On Mon, Jun 6, 2022 at 2:12 AM Stefan Monnier <monnier@iro.umontreal.ca> wrote:

Trampolines are needed for any native-compiled function which
gets redefined.  We could try to build them eagerly when the
native-compiled function is compiled, and there could be various other
ways to handle this.  There's room for improvement here, but the current
system works well enough for a first version.

Yes, I agree.  As I wrote in the initial email, my questions are primarily 
curiosity about how the new capability can be further exploited.  When I'm not 
loading the build down with a ridiculous number of packages, it performs very well.
 
> True, but it does lead to a little more disappointment when that 2.5-5x
> speedup is dominated by the load-path length while starting up.

I don't know where you got that 2.5-5x expectation, but native
compilation will often result in "no speed up at all".

That's a good question - it was one of the articles I read when I first learned 
about this new capability.  It was in the context of overall emacs performance 
with the feature enabled, rather than any particular piece of code.
  
> Sorry, no.  I meant I'm curious if having them in the user's cache versus
> the system ELN cache would make any difference in start-up time, ignoring
> the initial async native compilation.  In particular whether the checksum
> calculation is bypassed in one case but not the other (by keeping a
> permanent mapping from the system load-path to the system cache, say).

No, I don't think it should make any difference in this respect.

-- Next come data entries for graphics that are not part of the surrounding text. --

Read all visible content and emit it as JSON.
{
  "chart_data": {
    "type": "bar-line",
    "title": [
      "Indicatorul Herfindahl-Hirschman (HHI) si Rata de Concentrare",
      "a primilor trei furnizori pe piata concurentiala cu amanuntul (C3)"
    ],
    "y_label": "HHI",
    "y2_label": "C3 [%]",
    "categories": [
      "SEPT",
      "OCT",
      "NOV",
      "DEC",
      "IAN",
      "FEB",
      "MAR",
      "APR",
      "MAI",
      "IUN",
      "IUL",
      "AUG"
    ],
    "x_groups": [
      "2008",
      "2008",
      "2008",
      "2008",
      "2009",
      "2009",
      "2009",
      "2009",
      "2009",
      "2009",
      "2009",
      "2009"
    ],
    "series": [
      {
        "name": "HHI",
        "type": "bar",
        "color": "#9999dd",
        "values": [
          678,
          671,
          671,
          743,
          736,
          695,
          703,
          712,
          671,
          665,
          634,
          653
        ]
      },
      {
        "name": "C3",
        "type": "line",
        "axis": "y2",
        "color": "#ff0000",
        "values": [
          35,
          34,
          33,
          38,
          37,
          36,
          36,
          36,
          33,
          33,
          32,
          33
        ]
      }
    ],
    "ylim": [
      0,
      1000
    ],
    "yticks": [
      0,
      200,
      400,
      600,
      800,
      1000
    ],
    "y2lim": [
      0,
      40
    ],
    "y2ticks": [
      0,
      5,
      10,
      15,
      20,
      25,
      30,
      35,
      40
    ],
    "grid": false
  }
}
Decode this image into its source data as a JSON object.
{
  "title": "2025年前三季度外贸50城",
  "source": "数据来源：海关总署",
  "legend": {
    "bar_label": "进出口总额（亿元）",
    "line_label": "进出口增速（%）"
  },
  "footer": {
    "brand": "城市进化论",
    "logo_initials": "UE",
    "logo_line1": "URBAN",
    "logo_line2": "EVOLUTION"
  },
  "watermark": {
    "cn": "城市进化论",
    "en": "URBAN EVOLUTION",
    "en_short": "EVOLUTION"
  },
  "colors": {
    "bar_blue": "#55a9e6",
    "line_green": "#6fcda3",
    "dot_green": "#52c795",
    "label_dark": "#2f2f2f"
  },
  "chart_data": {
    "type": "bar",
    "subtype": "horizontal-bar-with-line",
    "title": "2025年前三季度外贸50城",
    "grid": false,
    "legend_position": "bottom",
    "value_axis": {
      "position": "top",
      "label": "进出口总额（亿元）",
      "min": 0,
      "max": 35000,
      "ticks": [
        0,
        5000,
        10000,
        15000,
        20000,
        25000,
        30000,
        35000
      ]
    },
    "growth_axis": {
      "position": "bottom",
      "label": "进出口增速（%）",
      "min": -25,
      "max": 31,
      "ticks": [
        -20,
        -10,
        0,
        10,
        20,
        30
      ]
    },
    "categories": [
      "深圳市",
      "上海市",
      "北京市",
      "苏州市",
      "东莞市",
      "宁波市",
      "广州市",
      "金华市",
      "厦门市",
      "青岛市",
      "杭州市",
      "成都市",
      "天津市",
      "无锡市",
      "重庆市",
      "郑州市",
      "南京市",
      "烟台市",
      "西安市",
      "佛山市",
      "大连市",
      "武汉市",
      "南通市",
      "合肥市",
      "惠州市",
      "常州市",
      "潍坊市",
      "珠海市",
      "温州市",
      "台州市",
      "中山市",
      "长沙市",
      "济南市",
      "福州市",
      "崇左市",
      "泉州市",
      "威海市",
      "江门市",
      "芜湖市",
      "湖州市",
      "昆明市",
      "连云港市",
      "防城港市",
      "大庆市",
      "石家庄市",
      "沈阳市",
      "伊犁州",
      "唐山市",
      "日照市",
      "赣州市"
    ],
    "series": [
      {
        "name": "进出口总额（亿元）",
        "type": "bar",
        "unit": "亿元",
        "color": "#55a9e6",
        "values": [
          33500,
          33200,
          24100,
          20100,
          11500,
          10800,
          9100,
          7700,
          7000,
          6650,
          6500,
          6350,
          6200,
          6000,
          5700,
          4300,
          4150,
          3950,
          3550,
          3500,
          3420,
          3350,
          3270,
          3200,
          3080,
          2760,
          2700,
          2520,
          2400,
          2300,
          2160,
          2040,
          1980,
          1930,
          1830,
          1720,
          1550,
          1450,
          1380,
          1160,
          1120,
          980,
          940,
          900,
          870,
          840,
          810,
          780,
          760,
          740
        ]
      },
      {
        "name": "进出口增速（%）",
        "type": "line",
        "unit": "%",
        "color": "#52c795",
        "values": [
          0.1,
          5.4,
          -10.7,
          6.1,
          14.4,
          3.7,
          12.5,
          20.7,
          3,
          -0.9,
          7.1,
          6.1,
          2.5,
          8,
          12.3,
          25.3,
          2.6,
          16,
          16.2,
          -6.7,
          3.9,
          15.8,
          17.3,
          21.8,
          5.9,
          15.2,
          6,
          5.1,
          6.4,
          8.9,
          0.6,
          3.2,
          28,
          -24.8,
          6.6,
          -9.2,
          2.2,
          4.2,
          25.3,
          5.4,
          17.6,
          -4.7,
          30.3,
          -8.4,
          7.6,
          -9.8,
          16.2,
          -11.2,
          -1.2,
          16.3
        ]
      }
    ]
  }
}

> I'm guessing the native compiled code is making the GC's performance a more
> noticeable chunk of overhead.

Indeed, the GC is the same and the native compiler does not make many
efforts to reduce memory allocations, so fraction of time spent in GC
tends to increase.

> I'd really love to see something like Chromium's concurrent gc
> integrated into Emacs.

Our GC is in serious need of improvement, yes.  Bolting some existing GC
onto Emacs won't be easy, tho.

Chromium came to mind primarily because I've been tracking V8's refactoring 
of the "Oilpan" gc for use as a stand-alone collector for other projects I'm interested in.
Though I believe V8 uses a type-tagging system treated specially by the collector separately
from the C++ classes managed by the stand-alone collector.  That's the piece I think would
be adapted for lisp GC, with the added benefit of offering integrated GC for types using the
cppgc interface for additional modules.

I did see a thread in the archives of emacs-devel that someone hacked spider monkey's
collector a few years ago (2017 I believe) into emacs as a proof of concept. My very cursory
inspection of the memory allocation bits of the emacs core give me the impression the abstraction
boundaries set by the simple interface are not rampantly violated.  I would hope that at this
point adapting the V8 (or similar) collector would be more straightforward than that effort was.

I'm also not sure whether code derived from V8 would be eligible for incorporation into emacs directly, given
the legal requirements for explicit copyright assignment.  Maybe the best bet would be to define a 
rigorous interface and allow alternative GC implementations to be plugged in.  That would make it easier
to experiment with alternative garbage collectors more generally,  which would probably be a general positive
if you were looking to improve that part of the system in general while maintaining the current safe implementation.